Again: The context was not ideal. Burks came off the bench for a bad team, facing clogged lanes and playing with point guards who couldn’t bend opposing defenses.
Burks is a so-so defender but not a damaging vortex of suck. He has happy feet and can juke himself out of plays, and he’ll make the occasional failed gamble that is fatal to any team defense. He’s prone to some wild and often unnecessary rotations that leave good shooters wide open, though the Jazz defense overall was a mess under Ty Corbin. Burks isn’t big enough to defend bulky small forwards, and bruising 2-guards like Wesley Matthews hurt him on the block.
Executives view Burks as a sixth man, the customary pigeonholing for any combo guard, and compare him often to Monta Ellis. But Ellis is on another planet as a drive-and-dish force, and Burks could absolutely grow into a fourth or fifth starter on a good team. He’s a worker, and he’s exactly the kind of secondary ball handler every team needs now.
He hasn’t shown that kind of “starter on a good team” ability yet, and it’s unclear how much the Jazz should pay to find out if he might someday show it. Burks isn’t great at any one thing, and he’s mediocre at most things. But he’ll get minutes this season and draw interest in a league drooling over any available young wing player.

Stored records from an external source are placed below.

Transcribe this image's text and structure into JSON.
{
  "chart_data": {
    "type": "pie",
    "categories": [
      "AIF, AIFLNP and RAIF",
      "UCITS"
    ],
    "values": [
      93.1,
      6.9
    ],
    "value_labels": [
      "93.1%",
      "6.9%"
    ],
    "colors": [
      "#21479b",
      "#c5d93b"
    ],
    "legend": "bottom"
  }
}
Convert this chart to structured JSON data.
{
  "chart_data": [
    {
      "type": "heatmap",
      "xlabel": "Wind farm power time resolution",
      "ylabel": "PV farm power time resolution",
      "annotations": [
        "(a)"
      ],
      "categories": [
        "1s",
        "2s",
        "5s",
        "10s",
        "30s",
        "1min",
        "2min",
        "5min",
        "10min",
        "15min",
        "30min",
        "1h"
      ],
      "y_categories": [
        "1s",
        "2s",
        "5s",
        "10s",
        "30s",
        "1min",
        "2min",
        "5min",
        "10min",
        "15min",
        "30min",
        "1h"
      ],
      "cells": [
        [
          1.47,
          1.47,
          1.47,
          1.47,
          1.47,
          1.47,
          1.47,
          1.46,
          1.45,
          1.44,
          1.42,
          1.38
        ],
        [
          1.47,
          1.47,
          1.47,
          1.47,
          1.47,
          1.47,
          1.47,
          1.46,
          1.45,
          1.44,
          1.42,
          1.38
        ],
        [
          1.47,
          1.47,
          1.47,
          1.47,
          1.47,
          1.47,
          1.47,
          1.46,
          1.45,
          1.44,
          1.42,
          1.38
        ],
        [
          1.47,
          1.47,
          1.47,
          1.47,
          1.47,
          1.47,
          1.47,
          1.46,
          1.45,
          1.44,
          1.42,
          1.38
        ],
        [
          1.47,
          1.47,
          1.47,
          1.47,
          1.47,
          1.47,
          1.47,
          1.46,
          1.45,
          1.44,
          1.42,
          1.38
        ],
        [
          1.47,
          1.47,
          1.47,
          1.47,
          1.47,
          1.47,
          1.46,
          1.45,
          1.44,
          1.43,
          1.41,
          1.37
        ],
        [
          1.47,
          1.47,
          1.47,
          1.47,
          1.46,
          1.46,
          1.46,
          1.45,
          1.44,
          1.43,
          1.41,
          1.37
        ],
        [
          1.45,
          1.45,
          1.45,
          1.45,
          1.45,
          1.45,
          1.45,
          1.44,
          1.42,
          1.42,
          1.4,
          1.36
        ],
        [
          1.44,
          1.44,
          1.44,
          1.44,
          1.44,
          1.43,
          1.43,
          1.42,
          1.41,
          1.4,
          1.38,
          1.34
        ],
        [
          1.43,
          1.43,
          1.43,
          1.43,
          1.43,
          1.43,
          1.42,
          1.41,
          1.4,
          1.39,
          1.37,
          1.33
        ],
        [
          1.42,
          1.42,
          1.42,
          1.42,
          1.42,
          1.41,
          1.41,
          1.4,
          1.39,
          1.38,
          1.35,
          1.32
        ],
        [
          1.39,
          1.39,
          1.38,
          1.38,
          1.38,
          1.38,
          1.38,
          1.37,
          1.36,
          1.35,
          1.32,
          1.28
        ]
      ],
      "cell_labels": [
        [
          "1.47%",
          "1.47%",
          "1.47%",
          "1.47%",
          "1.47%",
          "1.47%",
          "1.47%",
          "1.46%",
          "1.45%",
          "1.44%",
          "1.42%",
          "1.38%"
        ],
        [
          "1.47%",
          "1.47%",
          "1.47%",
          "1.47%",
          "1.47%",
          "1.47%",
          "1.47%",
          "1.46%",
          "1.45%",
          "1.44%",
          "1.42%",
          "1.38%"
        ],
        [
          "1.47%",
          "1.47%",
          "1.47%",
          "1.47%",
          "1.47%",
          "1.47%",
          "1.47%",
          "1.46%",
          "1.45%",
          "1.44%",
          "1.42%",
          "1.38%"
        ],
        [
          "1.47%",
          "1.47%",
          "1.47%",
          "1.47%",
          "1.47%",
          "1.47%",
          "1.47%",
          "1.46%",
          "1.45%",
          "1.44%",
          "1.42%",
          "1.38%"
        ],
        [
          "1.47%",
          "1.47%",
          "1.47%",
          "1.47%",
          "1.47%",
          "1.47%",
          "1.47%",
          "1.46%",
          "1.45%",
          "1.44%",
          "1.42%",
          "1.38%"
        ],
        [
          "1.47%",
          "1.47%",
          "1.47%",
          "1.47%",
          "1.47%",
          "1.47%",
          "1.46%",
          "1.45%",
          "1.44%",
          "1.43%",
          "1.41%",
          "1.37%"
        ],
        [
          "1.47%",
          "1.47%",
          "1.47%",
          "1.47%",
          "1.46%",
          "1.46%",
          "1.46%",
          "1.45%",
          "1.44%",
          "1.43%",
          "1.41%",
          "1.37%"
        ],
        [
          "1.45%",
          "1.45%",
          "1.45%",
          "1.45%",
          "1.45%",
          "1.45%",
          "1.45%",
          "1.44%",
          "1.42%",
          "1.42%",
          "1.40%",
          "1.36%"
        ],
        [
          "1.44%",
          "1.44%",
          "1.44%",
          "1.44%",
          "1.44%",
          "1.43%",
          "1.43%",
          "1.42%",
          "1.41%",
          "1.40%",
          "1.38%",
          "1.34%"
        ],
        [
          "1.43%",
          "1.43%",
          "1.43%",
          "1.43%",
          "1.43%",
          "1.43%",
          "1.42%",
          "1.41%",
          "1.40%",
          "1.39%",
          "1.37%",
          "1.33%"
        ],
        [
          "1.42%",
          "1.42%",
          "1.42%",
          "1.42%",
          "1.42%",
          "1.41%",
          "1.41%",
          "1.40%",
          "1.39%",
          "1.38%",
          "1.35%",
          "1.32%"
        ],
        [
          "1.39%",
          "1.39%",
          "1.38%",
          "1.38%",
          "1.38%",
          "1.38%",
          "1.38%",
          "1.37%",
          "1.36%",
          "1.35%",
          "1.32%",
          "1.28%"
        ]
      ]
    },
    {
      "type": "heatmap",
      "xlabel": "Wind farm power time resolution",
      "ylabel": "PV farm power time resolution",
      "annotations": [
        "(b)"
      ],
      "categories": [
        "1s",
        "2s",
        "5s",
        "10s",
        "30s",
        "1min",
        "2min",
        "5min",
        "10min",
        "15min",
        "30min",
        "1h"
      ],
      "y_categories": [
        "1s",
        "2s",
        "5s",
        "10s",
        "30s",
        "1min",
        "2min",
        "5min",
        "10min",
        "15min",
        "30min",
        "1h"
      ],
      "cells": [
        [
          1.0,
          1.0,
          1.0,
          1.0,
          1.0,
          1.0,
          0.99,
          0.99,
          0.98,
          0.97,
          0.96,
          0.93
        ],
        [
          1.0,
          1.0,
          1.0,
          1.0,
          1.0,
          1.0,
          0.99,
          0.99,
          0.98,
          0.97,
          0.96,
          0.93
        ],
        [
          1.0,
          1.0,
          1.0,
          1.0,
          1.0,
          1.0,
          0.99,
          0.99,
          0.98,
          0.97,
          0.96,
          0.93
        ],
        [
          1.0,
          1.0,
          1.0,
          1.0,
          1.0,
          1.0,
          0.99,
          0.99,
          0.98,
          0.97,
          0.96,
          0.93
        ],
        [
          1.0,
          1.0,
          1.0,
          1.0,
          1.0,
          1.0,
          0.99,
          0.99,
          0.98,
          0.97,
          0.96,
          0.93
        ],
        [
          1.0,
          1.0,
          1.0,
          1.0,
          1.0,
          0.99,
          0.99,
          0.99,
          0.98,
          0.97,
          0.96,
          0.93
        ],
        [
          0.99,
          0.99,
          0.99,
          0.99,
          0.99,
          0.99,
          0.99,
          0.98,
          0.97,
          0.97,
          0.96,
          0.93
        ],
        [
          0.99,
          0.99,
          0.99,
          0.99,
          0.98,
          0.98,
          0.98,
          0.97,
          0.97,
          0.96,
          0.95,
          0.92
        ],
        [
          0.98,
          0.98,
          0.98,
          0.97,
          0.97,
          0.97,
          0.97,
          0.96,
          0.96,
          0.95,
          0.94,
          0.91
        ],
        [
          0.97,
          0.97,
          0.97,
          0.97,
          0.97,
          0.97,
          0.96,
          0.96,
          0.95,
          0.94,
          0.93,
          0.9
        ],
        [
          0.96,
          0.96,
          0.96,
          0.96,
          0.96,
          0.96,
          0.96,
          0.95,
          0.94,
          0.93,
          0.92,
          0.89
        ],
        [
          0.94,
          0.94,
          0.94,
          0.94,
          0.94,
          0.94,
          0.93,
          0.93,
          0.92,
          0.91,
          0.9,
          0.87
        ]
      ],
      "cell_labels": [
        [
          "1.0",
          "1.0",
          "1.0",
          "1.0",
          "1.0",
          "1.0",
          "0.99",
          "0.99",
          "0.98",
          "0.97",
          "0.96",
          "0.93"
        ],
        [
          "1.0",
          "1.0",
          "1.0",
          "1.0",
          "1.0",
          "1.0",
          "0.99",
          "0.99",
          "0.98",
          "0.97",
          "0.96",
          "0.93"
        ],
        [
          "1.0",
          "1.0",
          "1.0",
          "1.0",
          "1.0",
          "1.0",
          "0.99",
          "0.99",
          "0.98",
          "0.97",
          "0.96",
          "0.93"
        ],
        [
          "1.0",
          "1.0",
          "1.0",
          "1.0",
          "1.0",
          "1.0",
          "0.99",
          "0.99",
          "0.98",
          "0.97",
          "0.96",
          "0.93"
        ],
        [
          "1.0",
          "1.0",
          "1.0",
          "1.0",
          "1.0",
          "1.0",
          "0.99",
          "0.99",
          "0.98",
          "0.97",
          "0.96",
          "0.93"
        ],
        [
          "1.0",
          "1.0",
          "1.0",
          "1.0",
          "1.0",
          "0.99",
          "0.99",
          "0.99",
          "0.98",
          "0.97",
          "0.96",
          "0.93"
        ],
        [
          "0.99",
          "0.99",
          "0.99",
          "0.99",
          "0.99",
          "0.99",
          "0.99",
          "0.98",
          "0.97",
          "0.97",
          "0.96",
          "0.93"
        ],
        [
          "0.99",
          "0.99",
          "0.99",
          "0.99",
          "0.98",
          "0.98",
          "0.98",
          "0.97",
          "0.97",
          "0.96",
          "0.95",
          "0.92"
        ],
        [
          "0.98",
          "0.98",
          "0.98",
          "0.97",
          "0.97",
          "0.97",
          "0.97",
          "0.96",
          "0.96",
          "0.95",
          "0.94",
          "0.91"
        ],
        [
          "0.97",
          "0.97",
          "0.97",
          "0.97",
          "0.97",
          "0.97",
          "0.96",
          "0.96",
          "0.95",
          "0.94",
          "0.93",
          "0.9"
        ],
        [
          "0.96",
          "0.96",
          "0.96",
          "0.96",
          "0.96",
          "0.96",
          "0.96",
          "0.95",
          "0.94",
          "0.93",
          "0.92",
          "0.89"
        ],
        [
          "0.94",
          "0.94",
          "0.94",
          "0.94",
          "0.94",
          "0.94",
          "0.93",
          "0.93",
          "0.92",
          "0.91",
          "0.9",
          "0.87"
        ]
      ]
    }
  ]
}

A four-year, $28 million extension might seem an overpay given Burks’s record, but it could turn into the new TV-deal version of those $4 million–level extensions teams gave Thabo Sefolosha, Quincy Pondexter, and Jared Dudley. Those deals weren’t home runs, but they provided good value at most times, and can return actual assets in trades.
https://grantland.com/the-triangle/nba-extensions-2014-tristan-thompson-markieff-morris-brandon-knight-alec-burks-jimmy-butler-nikola-vucevic/
We talked about Alec's extension a lot but it is nice to see Alec getting some recognition from Mr. Lowe. I wouldn't mind 'A four-year, $28 million extension' at all but that ain't gonna happen especially in a market where Jodie Meeks is getting $6 million a year. But it would be a dream scenario and could/should mean that we'll have no problems keeping all our core players for 3 more years. That would buy us some time and we could really see what we have in our players because I doubt we will get all the answers to our questions this season.